Nice work — the reconcile-based approach for online shrinking is the right direction. Some feedback:

On-disk format:

Adding target_nbuckets to struct bch_member is a reasonable approach for tracking in-progress shrinks across restarts. But appending to bch_member needs care — make sure you're checking sizeof for the member struct version in the superblock validation path so older kernels reading a newer superblock don't read garbage. (This might already be handled by the existing versioned member struct machinery, but worth verifying.)

The evacuation loop:

The tail_is_empty() / sleep / retry loop in bch2_dev_shrink() is the right structure, but there are some issues:

  • The TODO about cached data is a real problem. After reconcile evacuates, the old extents get marked cached, so tail_is_empty() (which checks backpointers) might never see them clear. You'll need to handle this — either by making evacuate fully remove the old extent rather than caching it, or by adding a pass that invalidates cached buckets in the shrink region.

  • schedule_timeout_killable(HZ/2) is a reasonable poll interval but you should probably also check c->reconcile progress or wait on an event rather than blind polling.

  • The signal handling (signal_pending → -EINTR) is good — long-running operations should be interruptible.

Allocation cutoff:

if (unlikely(ca->mi.target_nbuckets && bucket >= ca->mi.target_nbuckets)) {

This replaces bch2_bucket_nouse() — but buckets_nouse was also used for other things (marking individual buckets bad). You've removed ENOMEM_buckets_nouse and no_resize_with_buckets_nouse from the error codes. Make sure nothing else was relying on that bitmap.

bch2_ptr_bad_or_evacuating_rcu:

This inline function does a division (div_u64(ptr->offset, ca->mi.bucket_size)) in what can be a hot path. Consider whether you can precompute the cutoff sector instead.

Commented-out code:

The __bch2_dev_resize_alloc block is commented out with a TODO. Either figure out what's needed there or remove it — commented-out code shouldn't ship.

Style nits:

  • Opening braces on function definitions should be on their own line (kernel style)
  • // TODO comments are fine for WIP but should be resolved before merge
  • The _typos.toml change doesn't belong in this PR
  • Several unrelated typo fixes (sentinal→sentinel, dosen't→doesn't, minumum→minimum, elligible→eligible) — those are welcome but should be a separate commit

Testing:

Good that you have ktest tests for this: https://github.com/jullanggit/ktest/tree/shrink. Consider adding cases for:

  • Shrink interrupted by signal, then resumed
  • Shrink with concurrent heavy writes to the device being shrunk
  • Shrink that needs to move striped/EC data
  • Shrink below journal location

Overall this is solid WIP. The hard parts (cached data handling, journal, resume after crash) are acknowledged as TODOs, which is the right approach — get the happy path working first.

— ProofOfConcept

@koverstreet koverstreet force-pushed the master branch 2 times, most recently from 6303f5b to 990d039 Compare March 14, 2026 03:32
@jullanggit
Copy link
Copy Markdown
Author

Thank you for the review! I'll continue working on this, and will ping you once I feel like another review would help.
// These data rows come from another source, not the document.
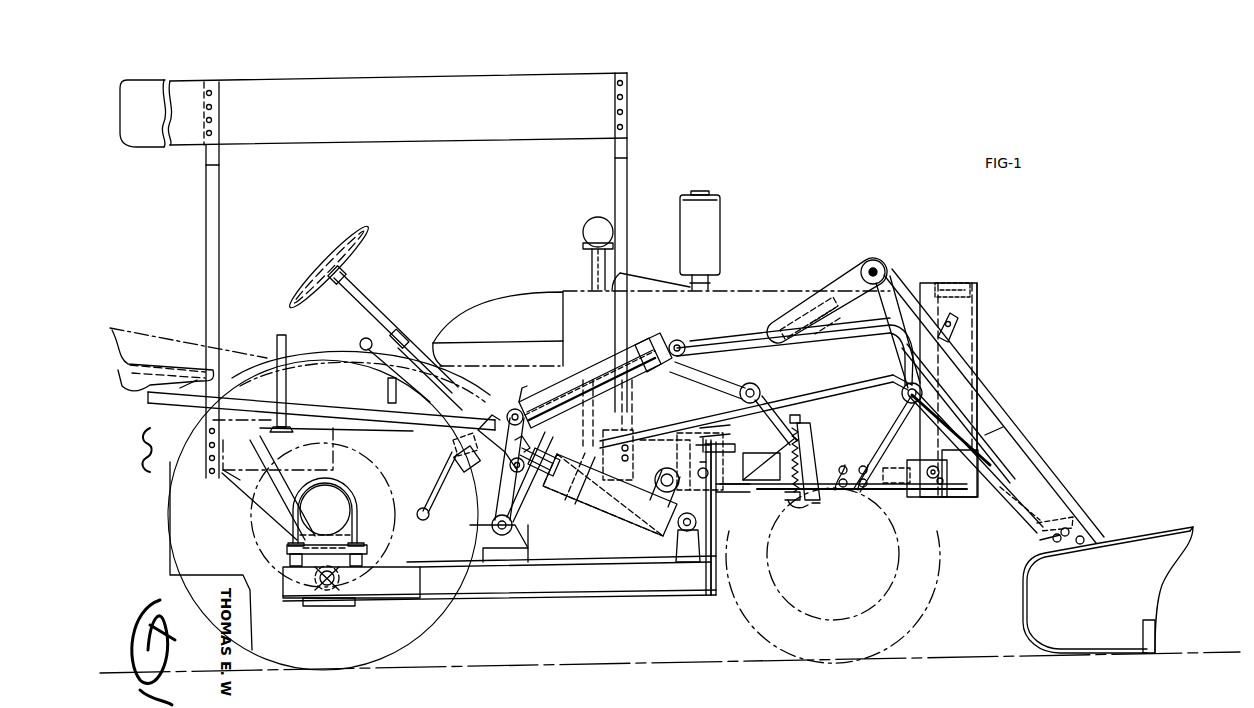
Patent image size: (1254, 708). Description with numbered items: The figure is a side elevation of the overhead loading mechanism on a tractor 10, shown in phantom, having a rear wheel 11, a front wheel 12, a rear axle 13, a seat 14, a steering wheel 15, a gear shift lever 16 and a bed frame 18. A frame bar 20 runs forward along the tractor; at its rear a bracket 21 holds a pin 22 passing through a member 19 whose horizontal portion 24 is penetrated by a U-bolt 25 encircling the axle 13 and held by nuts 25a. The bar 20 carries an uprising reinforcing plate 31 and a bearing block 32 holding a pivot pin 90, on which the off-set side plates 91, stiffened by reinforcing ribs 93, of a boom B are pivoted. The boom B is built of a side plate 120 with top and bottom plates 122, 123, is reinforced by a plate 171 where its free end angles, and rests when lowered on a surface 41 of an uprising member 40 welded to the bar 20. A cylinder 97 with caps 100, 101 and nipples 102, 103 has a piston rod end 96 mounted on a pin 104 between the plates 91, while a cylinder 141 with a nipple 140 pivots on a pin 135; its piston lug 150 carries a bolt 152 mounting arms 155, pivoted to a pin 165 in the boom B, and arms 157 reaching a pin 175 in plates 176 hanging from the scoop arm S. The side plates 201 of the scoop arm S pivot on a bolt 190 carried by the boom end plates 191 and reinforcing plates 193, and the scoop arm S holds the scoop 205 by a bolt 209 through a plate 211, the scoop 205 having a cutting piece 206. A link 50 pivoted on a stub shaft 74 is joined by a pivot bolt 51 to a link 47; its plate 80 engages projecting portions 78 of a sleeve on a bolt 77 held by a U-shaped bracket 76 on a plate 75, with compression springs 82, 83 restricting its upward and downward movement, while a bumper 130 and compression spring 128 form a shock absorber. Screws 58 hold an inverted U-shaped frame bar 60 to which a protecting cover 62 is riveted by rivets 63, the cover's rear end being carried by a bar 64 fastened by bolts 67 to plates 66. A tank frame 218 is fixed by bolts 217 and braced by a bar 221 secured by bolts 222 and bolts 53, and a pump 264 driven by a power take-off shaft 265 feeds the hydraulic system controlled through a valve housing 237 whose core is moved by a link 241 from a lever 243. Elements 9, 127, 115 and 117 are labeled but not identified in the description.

The protecting cover 62 is at (133, 85).
The rivets 63 is at (212, 133).
The inverted U-shaped bar 64 is at (220, 272).
The inverted U-shaped frame bar 60 is at (628, 254).
The tractor 10 is at (760, 290).
The steering wheel 15 is at (345, 245).
The seat 14 is at (150, 331).
The lever 243 is at (288, 387).
The gear shift lever 16 is at (361, 341).
The link 241 is at (344, 415).
The bolts 67 is at (209, 470).
The plates 66 is at (213, 475).
The rear wheel 11 is at (435, 633).
The rear axle 13 is at (345, 508).
The U-bolt 25 is at (358, 524).
The member 19 is at (315, 530).
The horizontally disposed portion 24 is at (368, 547).
The nuts 25a is at (288, 562).
The pin 22 is at (340, 585).
The bracket 21 is at (325, 608).
The frame bar 20 is at (613, 590).
The uprising reinforcing plate 31 is at (605, 562).
The bearing block 32 is at (520, 563).
The bed frame 18 is at (568, 538).
The pivot pin 90 is at (502, 535).
The side plates 91 is at (490, 492).
The reinforcing ribs 93 is at (493, 519).
The pin 135 is at (514, 410).
The pin 104 is at (516, 473).
The bumper 130 is at (456, 472).
The compression spring 128 is at (468, 465).
The bracket plate 127 is at (476, 446).
The section line 9 is at (432, 460).
The nipple 140 is at (530, 392).
The cylinder 141 is at (582, 372).
The bolt 152 is at (653, 352).
The lug 150 is at (679, 340).
The valve housing 237 is at (586, 427).
The arms 157 is at (722, 348).
The boom B is at (790, 395).
The arms 155 is at (732, 390).
The pin 165 is at (756, 404).
The reinforcing plates 193 is at (862, 266).
The reinforcing plate 171 is at (788, 336).
The plates 191 is at (872, 260).
The bolt 190 is at (890, 272).
The side plates of scoop arm 201 is at (910, 292).
The bolts 222 is at (975, 322).
The tank frame 218 is at (978, 362).
The scoop arm S is at (1007, 413).
The plates 176 is at (966, 400).
The pin 175 is at (904, 399).
The bar 221 is at (890, 426).
The bolt 77 is at (790, 422).
The plate 75 is at (817, 438).
The compression spring 82 is at (788, 434).
The plate 80 is at (771, 458).
The outwardly projecting portions 78 is at (797, 470).
The compression spring 83 is at (790, 493).
The U-shaped bracket 76 is at (820, 500).
The screws 53 is at (850, 490).
The power take-off shaft 265 is at (903, 488).
The pump 264 is at (932, 498).
The bolts 217 is at (958, 498).
The plate 211 is at (1036, 470).
The scoop 205 is at (1128, 535).
The bolt 209 is at (1046, 537).
The cutting piece 206 is at (1170, 652).
The front wheel 12 is at (942, 600).
The top plate 122 is at (680, 400).
The bottom plate 123 is at (676, 424).
The side plate 120 is at (665, 462).
The screws 58 is at (630, 450).
The stub shaft 74 is at (672, 470).
The pivot bolt 51 is at (718, 450).
The surface 41 is at (724, 430).
The link 47 is at (724, 447).
The uprising member 40 is at (714, 490).
The link 50 is at (742, 492).
The pivot 115 is at (688, 513).
The bracket 117 is at (693, 546).
The cap 100 is at (665, 538).
The nipple 102 is at (655, 495).
The nipple 103 is at (585, 478).
The cap 101 is at (562, 506).
The cylinder 97 is at (604, 507).
The piston rod end 96 is at (521, 492).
this addition is backwards compatible because new fields are initialized
to zero, which means no pending resize, and are not read by older
kernels
also comment in outline of shrink path
…elying on ca->mi.target_nbuckets

avoids possible edge cases if device is being removed mid-shrink etc.
This is done analogous to the remove alloc info path
Keep the shrink cutoff in force until tail alloc metadata is removed, move journal buckets out of the truncated tail before the final commit, and clear tail need_discard state so fsck/accounting do not retain bookkeeping for removed buckets. Also fix journal bucket deletion so the updated per-device journal superblock state is what gets written back.
Serialize duplicate data-update ownership in the update table so phys reconcile
workers cannot race the same logical extent. Also tolerate device-scan pending
data_replicas work when other reconcile bits are still set, stop background
movers before globally disabling writes during RO shutdown, and avoid counting
transient reconcile ENOSPC/ec_alloc_failed retries as hard data-update
failures.

This fixes the targeted three-device shrink tests, including the EC case.
During device shrink, an extent can become temporarily under-replicated as
soon as one pointer lands on a bad or evacuating location, before the
device scan has had a chance to rewrite the reconcile entry. Treating that
window as a missing io-opts propagation cookie raises a false
extent_io_opts_not_set fsck error.

Skip that check when the new data_replicas work is explained by existing
bad or evacuating pointers so shrink can hand the extent off to reconcile
without tripping fsck.
Reconcile-only updates can change the phys-work class encoded in
rotational-data backpointers without moving any extent pointers. The fast
path in bch2_trigger_extent() treated identical pointer arrays as a no-op,
which left stale or missing phys backpointers behind during three-device EC
shrink.

Teach that path to recognize when only the backpointer reconcile flags are
changing, update the existing backpointer entries in place, and adjust the
reconcile_work_phys bits without routing the unchanged key through a
delete+insert cycle in the write buffer.
Shrink cleanup deletes alloc/freespace state in bucket coordinates, but
backpointer keys are indexed by device+sector. Using the raw bucket cutoff
for BTREE_ID_backpointers can delete live backpointers that still belong to
buckets below the shrink point, which leaves offline fsck repairing missing
phys backpointers in the three-device EC shrink tests.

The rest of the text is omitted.